1500 € pour les petits Nicolas de nos banlieues ?
Lu dans l’Humanité du 28/11/2008, rubrique « ils ont osé le faire » :
Votre petit Benito vaut 1 500 euros
« Du temps où Benito Mussolini dirigeait l’Italie d’une main de fer, son prénom s’était répandu comme une traînée de poudre dans la péninsule, où le dictateur était devenu le parrain de nombreux bambins. Depuis, le prénom a quasiment disparu. C’est avec cette tradition que veut renouer le parti néofasciste Mouvement social (Flamme tricolore), pour « honorer les racines profondes du parti », explique Vincenzo Mancusi, le secrétaire régional de la formation. Le Mouvement social accordera 1 500 euros à tout enfant qui naîtra dans cinq villages du sud de la Basilicate, au sud de l’Italie. Dans ces contrées, on n’a enregistré aucune naissance ces dernières années. Pour ouvrir droit à cette somme, les filles devront s’appeler Rachele, du nom de la femme de Mussolini. « Nous représentons la vraie droite, et nous n’oublions pas l’histoire (…). Le fascisme n’est pas tout à condamner », justifie Vincenzo Mancusi.

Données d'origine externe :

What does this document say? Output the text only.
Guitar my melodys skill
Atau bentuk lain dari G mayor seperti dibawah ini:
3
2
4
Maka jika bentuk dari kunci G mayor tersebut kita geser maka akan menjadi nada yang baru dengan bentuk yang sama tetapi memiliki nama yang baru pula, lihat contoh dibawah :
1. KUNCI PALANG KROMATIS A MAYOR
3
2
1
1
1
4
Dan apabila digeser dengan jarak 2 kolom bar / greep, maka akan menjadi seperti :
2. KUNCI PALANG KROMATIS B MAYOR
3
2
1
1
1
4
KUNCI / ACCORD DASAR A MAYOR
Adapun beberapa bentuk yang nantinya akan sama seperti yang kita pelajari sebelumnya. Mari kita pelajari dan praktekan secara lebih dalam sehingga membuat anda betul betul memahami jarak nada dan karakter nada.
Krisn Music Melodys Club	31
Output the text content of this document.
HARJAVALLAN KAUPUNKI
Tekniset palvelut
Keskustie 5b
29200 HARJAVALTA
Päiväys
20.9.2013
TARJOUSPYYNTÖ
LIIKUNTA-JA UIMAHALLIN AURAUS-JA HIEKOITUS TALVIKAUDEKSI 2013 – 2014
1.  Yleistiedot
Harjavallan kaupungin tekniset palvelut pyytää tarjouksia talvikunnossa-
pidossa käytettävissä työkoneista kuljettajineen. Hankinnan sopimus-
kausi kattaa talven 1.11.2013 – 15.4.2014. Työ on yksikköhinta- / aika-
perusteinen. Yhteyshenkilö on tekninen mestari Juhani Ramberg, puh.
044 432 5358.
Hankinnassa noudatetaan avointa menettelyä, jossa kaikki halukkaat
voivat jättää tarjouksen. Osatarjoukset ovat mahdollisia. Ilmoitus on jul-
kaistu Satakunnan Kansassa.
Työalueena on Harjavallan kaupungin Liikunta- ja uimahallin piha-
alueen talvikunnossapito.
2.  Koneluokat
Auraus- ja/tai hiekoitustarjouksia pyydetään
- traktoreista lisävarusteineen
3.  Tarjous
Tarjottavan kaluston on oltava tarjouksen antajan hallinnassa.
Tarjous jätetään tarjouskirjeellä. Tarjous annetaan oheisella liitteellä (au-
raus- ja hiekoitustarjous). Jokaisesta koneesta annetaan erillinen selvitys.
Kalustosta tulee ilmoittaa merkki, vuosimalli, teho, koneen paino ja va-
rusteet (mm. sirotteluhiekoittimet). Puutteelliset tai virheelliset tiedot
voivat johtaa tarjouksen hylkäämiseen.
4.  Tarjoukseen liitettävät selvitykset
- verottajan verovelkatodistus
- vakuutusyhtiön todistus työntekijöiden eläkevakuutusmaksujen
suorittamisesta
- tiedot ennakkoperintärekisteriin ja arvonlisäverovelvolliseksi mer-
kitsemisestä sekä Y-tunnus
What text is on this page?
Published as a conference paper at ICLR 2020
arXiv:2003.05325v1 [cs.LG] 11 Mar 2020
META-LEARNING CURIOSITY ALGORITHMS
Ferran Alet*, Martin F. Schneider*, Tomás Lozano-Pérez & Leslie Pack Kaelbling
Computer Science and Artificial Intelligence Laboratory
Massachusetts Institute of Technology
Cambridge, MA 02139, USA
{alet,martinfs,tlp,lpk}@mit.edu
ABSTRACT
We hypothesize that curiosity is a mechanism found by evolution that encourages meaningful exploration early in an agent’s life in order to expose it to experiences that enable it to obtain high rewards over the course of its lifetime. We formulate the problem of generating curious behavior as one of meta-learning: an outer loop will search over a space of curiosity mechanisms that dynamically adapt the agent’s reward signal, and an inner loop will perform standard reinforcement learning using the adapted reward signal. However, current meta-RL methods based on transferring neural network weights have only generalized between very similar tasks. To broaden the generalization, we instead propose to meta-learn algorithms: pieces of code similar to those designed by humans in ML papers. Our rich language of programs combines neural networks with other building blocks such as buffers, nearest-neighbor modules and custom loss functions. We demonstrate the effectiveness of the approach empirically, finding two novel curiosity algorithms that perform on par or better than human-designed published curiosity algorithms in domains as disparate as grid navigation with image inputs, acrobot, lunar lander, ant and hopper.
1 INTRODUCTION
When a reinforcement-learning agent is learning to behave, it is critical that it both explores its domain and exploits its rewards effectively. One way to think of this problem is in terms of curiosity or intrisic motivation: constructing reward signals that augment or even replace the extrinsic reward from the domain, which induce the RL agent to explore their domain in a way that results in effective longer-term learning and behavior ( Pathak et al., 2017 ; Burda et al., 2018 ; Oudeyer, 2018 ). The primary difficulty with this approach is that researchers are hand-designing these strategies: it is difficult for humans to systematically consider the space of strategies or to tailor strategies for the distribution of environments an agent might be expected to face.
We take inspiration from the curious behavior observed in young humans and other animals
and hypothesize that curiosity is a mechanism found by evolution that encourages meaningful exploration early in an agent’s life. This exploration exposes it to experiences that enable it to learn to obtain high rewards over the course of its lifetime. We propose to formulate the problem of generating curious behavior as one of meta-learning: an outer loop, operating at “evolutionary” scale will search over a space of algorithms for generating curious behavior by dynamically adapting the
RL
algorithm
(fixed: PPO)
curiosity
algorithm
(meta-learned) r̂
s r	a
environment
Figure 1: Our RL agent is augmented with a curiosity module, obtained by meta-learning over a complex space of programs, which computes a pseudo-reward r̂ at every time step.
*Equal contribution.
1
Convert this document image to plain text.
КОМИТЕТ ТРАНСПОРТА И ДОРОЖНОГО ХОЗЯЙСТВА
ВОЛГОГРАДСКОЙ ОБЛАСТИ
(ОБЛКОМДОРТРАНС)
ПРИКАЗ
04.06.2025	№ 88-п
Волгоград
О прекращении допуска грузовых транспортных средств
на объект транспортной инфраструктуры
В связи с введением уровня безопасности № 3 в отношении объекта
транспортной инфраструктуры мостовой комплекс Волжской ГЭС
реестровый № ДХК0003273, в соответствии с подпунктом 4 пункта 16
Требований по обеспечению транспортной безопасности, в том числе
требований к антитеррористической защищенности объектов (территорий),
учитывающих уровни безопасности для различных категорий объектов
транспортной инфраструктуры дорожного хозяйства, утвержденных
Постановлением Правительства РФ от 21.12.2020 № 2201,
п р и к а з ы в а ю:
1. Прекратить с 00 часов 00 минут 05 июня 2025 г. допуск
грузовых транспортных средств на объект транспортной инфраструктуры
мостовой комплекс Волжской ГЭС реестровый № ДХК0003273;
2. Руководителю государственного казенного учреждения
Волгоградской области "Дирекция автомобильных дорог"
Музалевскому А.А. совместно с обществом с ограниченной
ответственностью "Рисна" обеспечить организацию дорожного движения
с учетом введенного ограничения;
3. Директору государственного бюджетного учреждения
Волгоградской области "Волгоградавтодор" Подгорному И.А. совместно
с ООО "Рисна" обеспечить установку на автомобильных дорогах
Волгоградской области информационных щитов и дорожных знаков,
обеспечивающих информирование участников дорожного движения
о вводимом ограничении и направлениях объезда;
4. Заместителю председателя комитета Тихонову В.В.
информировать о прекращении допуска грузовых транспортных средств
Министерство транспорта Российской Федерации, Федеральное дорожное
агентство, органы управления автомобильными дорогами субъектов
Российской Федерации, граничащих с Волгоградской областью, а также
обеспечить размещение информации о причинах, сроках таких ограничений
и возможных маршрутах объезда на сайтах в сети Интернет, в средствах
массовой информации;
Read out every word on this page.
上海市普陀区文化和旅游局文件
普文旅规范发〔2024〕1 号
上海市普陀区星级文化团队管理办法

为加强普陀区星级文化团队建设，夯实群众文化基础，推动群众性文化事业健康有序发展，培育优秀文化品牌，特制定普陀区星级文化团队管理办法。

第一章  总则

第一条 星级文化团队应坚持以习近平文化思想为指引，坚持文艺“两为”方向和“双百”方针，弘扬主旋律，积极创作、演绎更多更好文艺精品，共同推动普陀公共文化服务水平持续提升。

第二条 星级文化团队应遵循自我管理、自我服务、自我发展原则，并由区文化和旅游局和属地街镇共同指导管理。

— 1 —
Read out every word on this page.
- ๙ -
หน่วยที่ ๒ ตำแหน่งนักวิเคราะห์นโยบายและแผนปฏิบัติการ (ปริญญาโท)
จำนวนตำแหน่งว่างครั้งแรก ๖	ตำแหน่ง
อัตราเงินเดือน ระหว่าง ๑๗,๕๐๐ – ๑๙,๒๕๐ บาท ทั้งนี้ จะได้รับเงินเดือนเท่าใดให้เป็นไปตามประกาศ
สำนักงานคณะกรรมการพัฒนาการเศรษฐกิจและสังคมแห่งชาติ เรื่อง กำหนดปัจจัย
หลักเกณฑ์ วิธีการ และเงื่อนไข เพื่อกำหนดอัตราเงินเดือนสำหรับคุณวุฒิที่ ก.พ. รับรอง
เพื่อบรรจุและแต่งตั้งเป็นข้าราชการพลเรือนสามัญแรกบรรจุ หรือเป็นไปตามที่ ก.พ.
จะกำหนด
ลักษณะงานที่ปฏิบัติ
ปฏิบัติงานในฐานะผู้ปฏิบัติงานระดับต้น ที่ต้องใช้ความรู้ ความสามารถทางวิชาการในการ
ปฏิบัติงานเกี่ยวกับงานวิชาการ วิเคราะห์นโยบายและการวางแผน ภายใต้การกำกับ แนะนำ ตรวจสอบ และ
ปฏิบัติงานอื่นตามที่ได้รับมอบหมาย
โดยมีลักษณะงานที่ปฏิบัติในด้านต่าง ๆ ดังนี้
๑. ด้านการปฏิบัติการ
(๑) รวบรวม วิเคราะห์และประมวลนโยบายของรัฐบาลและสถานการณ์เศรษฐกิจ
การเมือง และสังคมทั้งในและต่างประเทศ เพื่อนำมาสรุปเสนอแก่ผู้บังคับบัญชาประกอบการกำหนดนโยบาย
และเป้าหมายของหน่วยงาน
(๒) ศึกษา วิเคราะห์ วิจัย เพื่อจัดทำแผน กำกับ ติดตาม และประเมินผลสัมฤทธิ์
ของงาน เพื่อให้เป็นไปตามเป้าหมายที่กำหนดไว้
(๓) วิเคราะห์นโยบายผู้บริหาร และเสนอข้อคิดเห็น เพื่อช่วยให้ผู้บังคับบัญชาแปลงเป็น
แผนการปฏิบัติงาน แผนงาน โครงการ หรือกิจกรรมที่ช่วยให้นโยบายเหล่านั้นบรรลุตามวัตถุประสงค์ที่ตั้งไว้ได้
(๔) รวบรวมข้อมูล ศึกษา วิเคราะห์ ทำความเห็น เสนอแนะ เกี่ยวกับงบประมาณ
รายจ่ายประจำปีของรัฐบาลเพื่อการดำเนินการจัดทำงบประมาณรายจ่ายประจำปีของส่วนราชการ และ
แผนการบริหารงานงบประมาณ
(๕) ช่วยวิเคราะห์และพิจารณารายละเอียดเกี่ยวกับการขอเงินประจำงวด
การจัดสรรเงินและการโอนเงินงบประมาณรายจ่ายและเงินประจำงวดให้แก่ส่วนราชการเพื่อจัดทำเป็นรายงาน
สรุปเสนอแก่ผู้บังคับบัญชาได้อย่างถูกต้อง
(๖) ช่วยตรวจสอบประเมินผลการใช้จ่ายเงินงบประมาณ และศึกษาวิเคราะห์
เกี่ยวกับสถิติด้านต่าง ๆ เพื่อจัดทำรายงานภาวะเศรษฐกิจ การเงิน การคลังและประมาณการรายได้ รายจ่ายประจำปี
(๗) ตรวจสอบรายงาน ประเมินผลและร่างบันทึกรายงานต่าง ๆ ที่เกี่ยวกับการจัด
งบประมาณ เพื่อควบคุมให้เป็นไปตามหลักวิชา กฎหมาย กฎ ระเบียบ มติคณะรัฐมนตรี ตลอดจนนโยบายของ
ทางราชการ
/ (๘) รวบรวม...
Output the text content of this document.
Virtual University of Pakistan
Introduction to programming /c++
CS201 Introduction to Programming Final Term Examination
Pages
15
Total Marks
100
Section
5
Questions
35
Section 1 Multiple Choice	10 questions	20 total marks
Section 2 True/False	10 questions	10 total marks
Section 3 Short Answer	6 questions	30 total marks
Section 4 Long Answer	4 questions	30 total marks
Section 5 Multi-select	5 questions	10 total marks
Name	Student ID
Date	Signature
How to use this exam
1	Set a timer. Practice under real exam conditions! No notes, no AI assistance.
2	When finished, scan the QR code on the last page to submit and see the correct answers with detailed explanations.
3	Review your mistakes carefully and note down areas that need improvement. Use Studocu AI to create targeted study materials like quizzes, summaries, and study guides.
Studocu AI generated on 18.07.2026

Le parti argumente sa décision par la volonté d’« affronter le problème du dépeuplement de la région », et ne prône que des mesures natalistes. Pourtant, ce sont les vagues migratoires qui ont de tout temps donné sa vitalité à la Basilicate. D’abord la colonisation grecque, puis les Romains. Les invasions normandes et espagnoles ensuite. Et surtout, les Albanais. Ainsi, parmi les cinq villages éligibles, où aucun enfant n’est né ces trois dernières années, figure le village de San Paolo Albanese, fondé en 1534, justement par des réfugiés albanais. Ceux-là mêmes que le Mouvement social n’a eu de cesse de vilipender ces dernières années. »
Gaël De Santis
De source bien informée, notre nouveau ministre ex-militant du mouvement d’extrême-droite « occident » envisagerait très sérieusement, comme mesure phare visant à combattre la crise, le versement d’une prime de 1500 € à tous les petits Nicolas à naître dans nos villes de banlieue.
Pour la version féminine, aucun prénom n’a été pour l’heure arrêté (salope ne semble pas faire l’unanimité au sein du gouvernement).